GOVERNMENT is targeting to increase manufacturing capacity utilisation from an average of 40 percent in 2019 to 75 percent by 2023, Finance and Economic Development Minister Professor Mthuli Ncube says, while US$2 billion will be required to retool industry.
In its 2019 Manufacturing Sector Survey Report, the Confederation of Zimbabwe Industries (CZI) found that capacity utilisation levels had fallen to 36,4 percent for 2019, which signifies an 11,8 percentage drop compared to the 2018 figure of 42,8 percent.
Giving an update of progress by the new dispensation in the implementation of the Transitional Stabilisation Programme (TSP) Minister Ncube said this week the first target was export led sector industrialisation, guided by the National Industrialisation Development Policy 2019-2023.
Further, he said the Government was focused on interventions for “attaining growth rate of at least 2 percent per annum and manufacturing value-added growth of 16 percent per year (and) Increasing merchandise export growth rate of 10 percent per year.”
Key pillars of the set targets entail development and strengthening of industrial value chains and Import Substitution, agro-based industrialisation, mineral beneficiation, export-led industrialisation and commercialising intellectual property.
Further, the strategy encapsulates heritage/natural advantage based industrialisation, ICT-led industrialisation, emerging industries and start-ups, backward linkages with SMES, anchor and cluster industries, industrial parks and innovation hubs and services-driven industrialisation.
Minister Ncube said the strategic thrust included review of labour market regulations, skills upgrading and productivity, driven under the Tripartite Negotiating Forum (TNF).
According to Confederation of Zimbabwe Industries (CZI) the contribution of the manufacturing sector to Gross Domestic Product had progressively declined to 12 percent from a peak of 25 percent.
“Industry has installed capacity that is underutilised for a number of reasons in the main policy related; recovery therefore can be rapid if the policy constraints are attended to.

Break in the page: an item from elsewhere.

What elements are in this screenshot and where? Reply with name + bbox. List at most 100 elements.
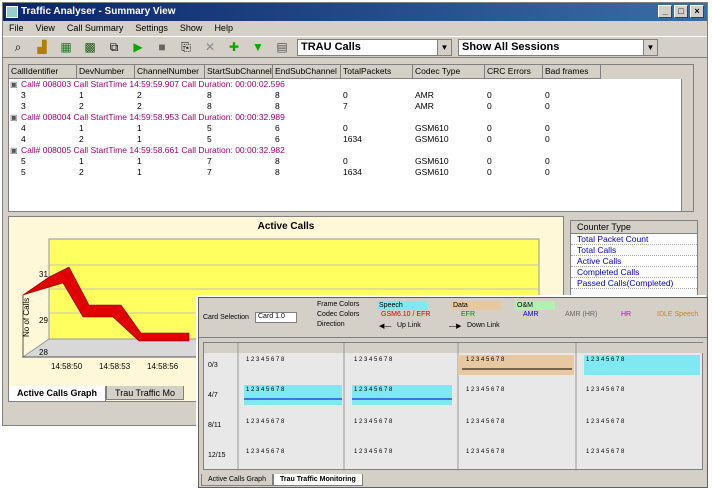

“Some capacity has been lost altogether — investors, however, continue to show a lot interest in the country, with the work on the ease of doing business and serious attention to the main impediments for investment industry can quickly rebound,” said Mr Ruzvidzo.
He said a rebalancing of the economy to put manufacturing at the centre is called for.
Further, Mr Ruzvidzo said that policy support measures and removal of all impediments to stimulation of production in the economy is key and is very feasible.
CZI chief economist Tafadzwa Bandama, said the 2019 Manufacturing Sector Survey had shown that the manufacturing sector together with the general economy were in a trap, the “Low Growth Equilibrium Trap”.
This is because the economy was experiencing low output, savings, investments and high unemployment, shortages of foreign currency and an inefficient interbank market for foreign exchange, with later seemingly now under control since the auction system was introduced.
The identified impediments as the absence of key economic enablers inform of electricity and fuel and water, which has seen edible foods producers grappling with clean water supply.
Local authorities, she said, cannot import water treatment chemicals due to foreign currency shortages.
Other challenges included exchange rate volatility and inflation, which she said had precipitated drop in and low aggregate demand in the economy.
In addition, local firms are battling with the challenges of antiquated equipment whose breakdown was worsened by frequent power cuts and shortcomings from an unfriendly doing business environment.